Russian oil embargo editorial

The Russian oil import embargo it has become the first great litmus test that the European Union must face in order to preserve its unity of action in the Ukrainian crisis. The difficulties in approving the sixth round of sanctions against Russia, which includes the aforementioned embargo, places the Twenty-seven before the problem that two countries, Hungary and Slovakia, are particularly harmed by the European goal of depriving Vladimir Putin of export earnings. The impossibility of the permanent representatives to reach a pre-agreement that would facilitate things for the European Council that began this Monday is eloquent of the risks that, in the present phase of stagnation of the war, the solidity with which the EU has faced the crisis so far wobbly.

Even the proposal that limits the embargo to the supply of oil by sea, but not to that which arrives by pipeline, has met with reluctance on the part of Viktor Orbán, as dependent on Russian crude as he is reluctant to bother Putin. Although the guarantee that if Russia cancels the supply the European partners will come to its aid may convince the governments of Hungary and Slovakia and even if they obtain some indirect benefit, the precedent of Germany and other states, which continue to receive Russian gasand Italy’s decision to bow to Moscow’s demand to pay for gas in rubles add too many cracks and exceptions to the European Commission’s attempts to propose increasingly compact and forceful sanctions packages.

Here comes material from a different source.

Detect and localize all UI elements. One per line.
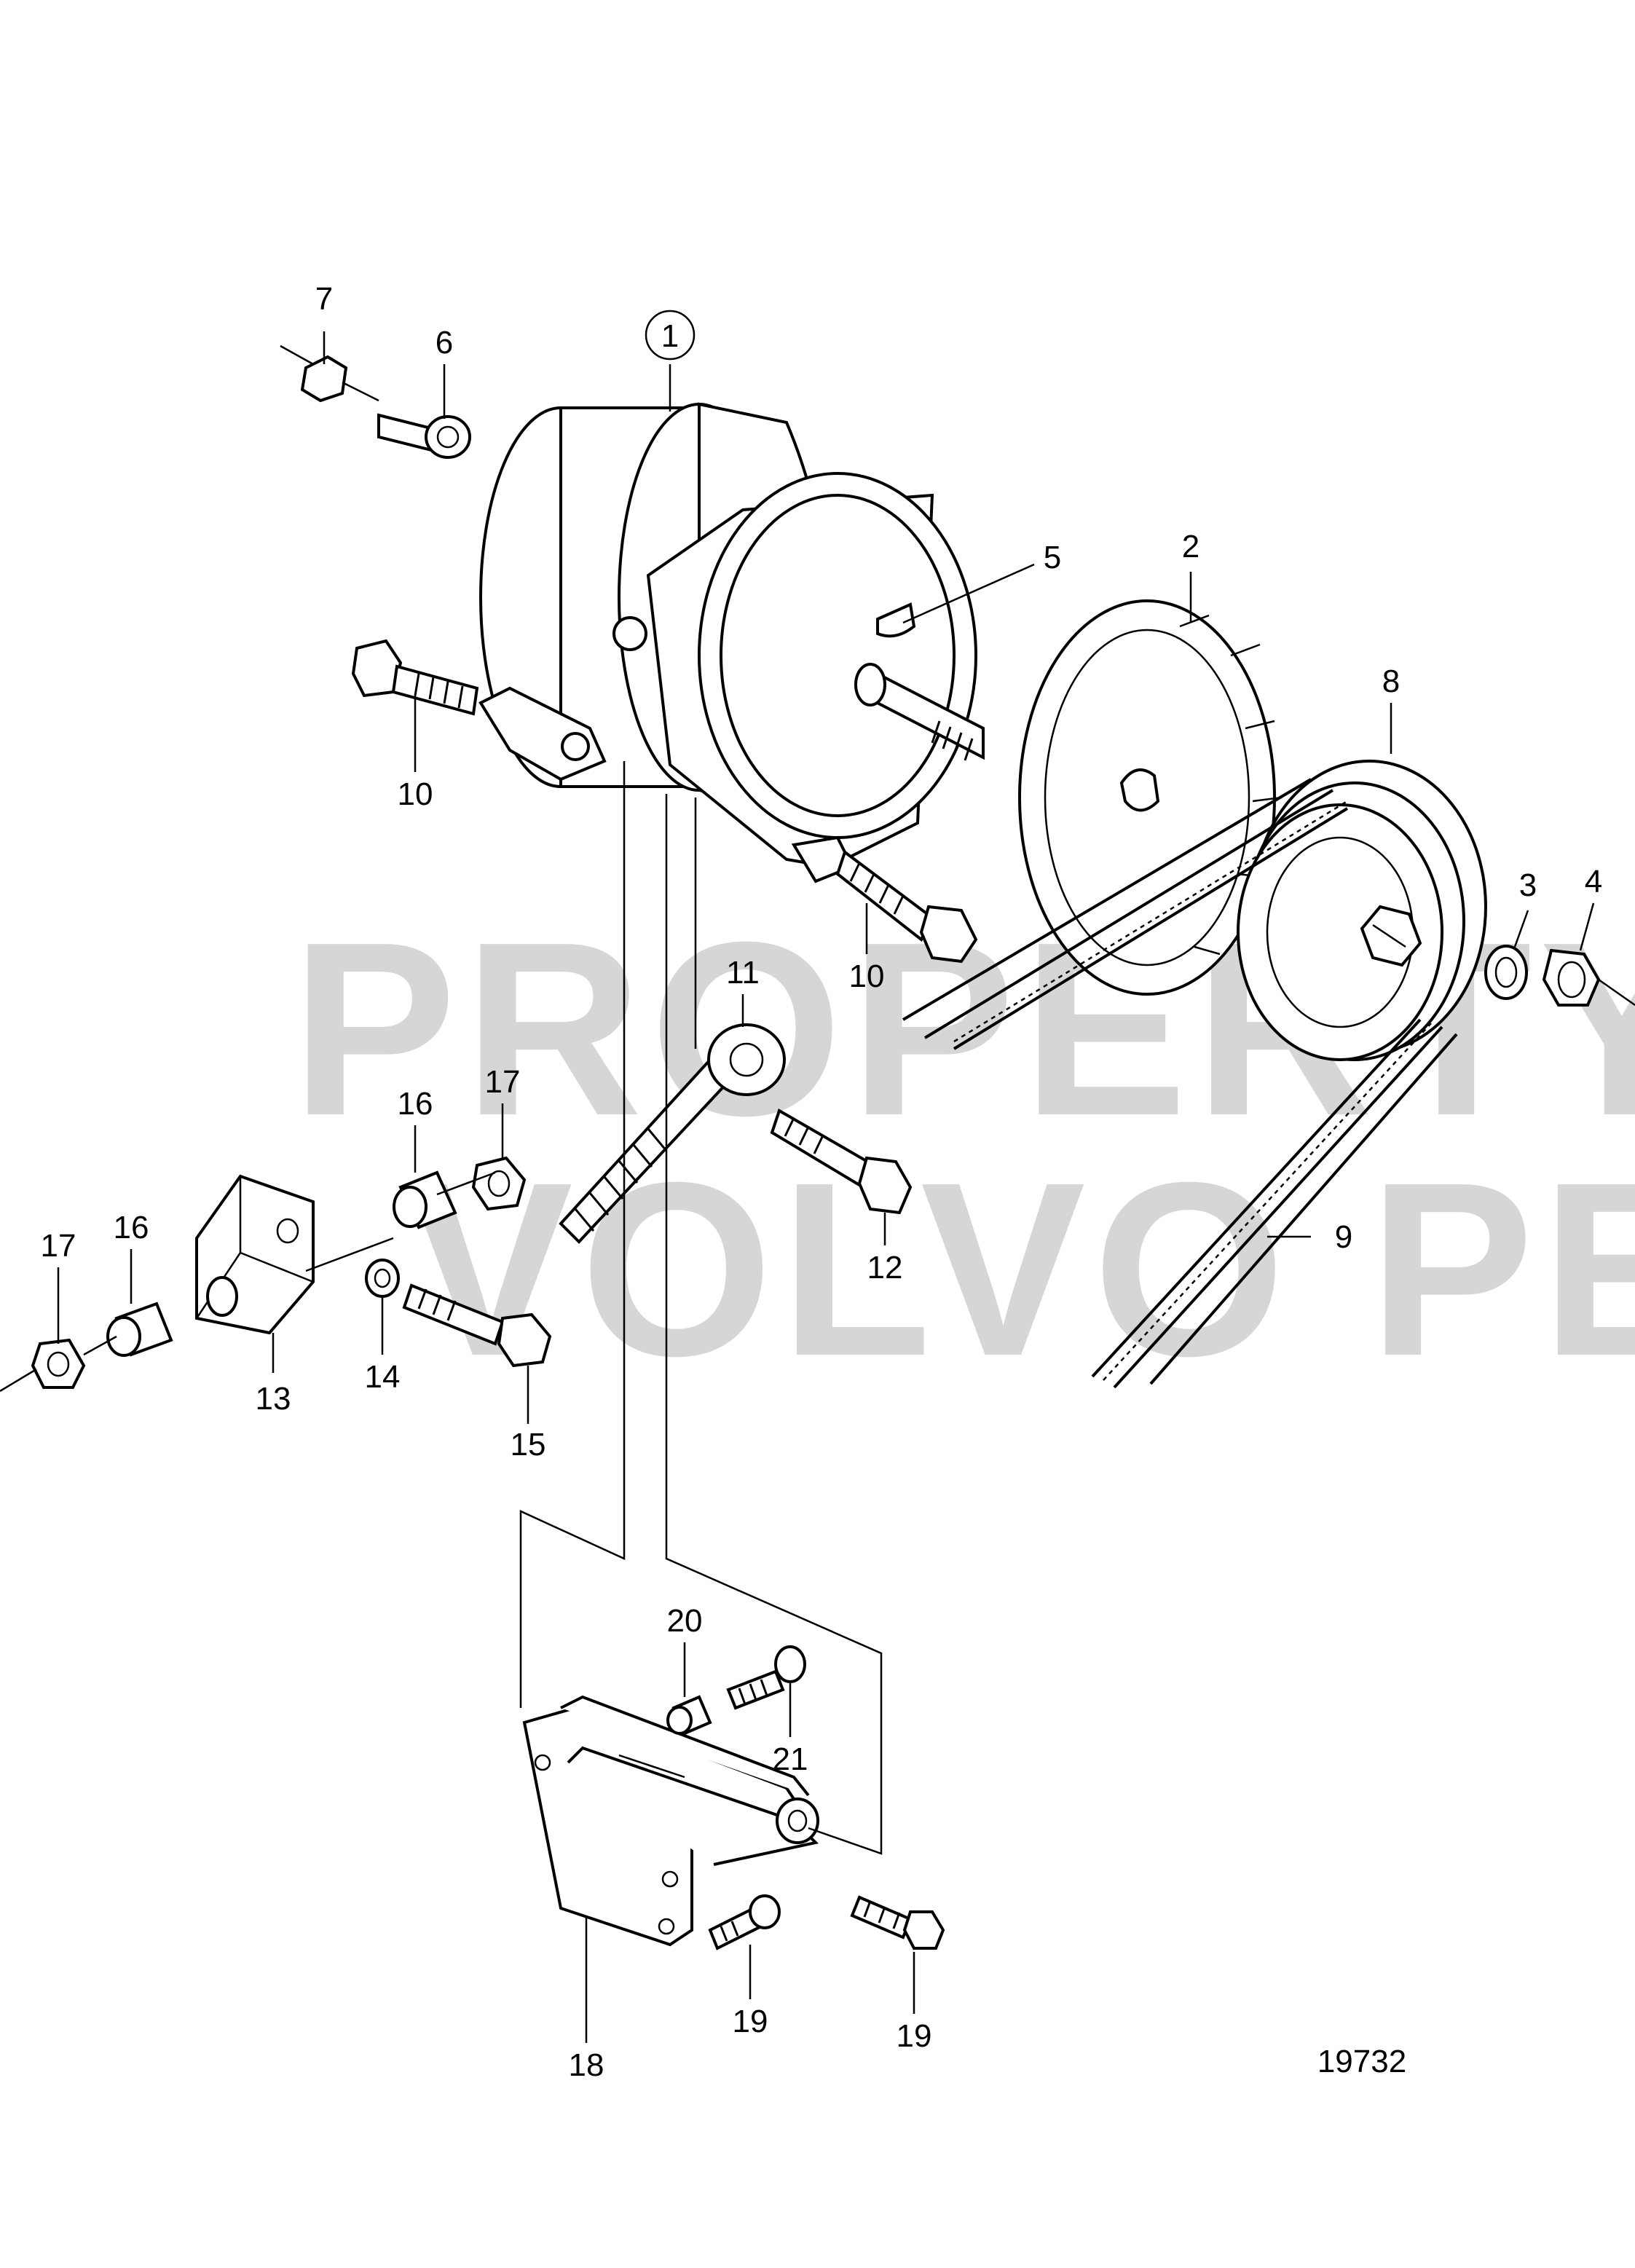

The fact is that the prolongation of the war erodes the unanimity of the EU governments. Something predictable and that threatens to open one or several new gaps while the environment of the president Volodymyr Zelensky He does not miss an opportunity to remind himself that he is pursuing victory and calls on the West to multiply military aid, partly because such a demand is part of propaganda for domestic consumption, partly because some of the president’s advisers believe that victory is possible. Although no data allows us to glimpse that such a milestone is within their reach and, even less, that Putin and his generals are going to accept an outcome of the combats without territorial gains.

The exercise of ‘realpolitik’ by the president of France, Emmanuel Macron, when asked how much longer we will have to wait until the Ukrainian government considers what territorial concessions it is willing to accept, may seem like an excessively stark way of dealing with the facts, but it is necessary to stick to objective vectors. The war has distorted the economic recovery after the pandemic; The United States poses aid to Ukraine not only as a moral demand, but also as an indirect way of weakening Russia, forced to pay for a war as bloody as it is costly; and the Europeans, barring an unforeseeable outcome, will have to manage increasingly greater contradictions as the battle drags on, situations full of risks to save their internal cohesion. There is the discussion about the oil embargo to evaluate To what extent is it sustainable for Europeans to increase the cost induced by sanctions on Russia?. In the same way that it is inescapable for the Ukrainian regime to weigh (it is up to it, not any foreign dictates) what should be the limit of the heroic resistance of a society devastated by war, with millions of internally displaced persons and refugees abroad. The final size of the damage report depends on the answer to both questions.